Status
Success
Rocket
Mission Details
Chang'e 6
Chang'e 6 (Chinese: 嫦娥六号) is China's second lunar soil sample return mission similar to Chang'e 5 which launched in late 2020. The space probe is expected to bring back to Earth a lunar soil sample with a mass of up to two kilograms. The lander will land on the far side of the Moon, near the southern edge of the Apollo Basin. If this objective is retained it would be the first soil sample from this face ever returned to Earth, because the Apollo and Luna missions always brought back samples from the visible face of the Moon.
Chang'e 6 is part of the Chinese lunar exploration program Chang'e.
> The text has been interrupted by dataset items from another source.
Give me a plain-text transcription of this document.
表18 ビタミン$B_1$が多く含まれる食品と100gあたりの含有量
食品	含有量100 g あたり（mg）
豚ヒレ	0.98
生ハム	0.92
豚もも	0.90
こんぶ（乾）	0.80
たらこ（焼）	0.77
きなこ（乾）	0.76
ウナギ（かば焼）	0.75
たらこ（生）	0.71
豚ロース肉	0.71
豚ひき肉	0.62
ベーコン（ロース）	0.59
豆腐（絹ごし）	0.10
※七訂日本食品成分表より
The mission follows the Chang'e 1 (launched in 2007) and 2 (2010) orbiters and the Chang'e 3 (2013) and 4 (2018) rovers, as well as the Chang'e 5 mission.
The 8.2-ton space probe is composed of four modules: a service module that supports the journey between the Earth and the Moon, a lander with a mass of 3.8 tons to land on the Moon, an ascent stage that must bring the soil samples back to lunar orbit, and a return capsule that brings them back to Earth. The Chinese engineers opted for a complex sample return scenario: the ascent stage, instead of returning directly to Earth (scenario of the Soviet probes of the Luna program), has a docking with the service module: the sample is then transferred to the return capsule, which is brought back close to the Earth and detached from it to perform an atmospheric re-entry.
Foreign institutions including CNES, the French space agency, will provide several scientific instruments on the probe.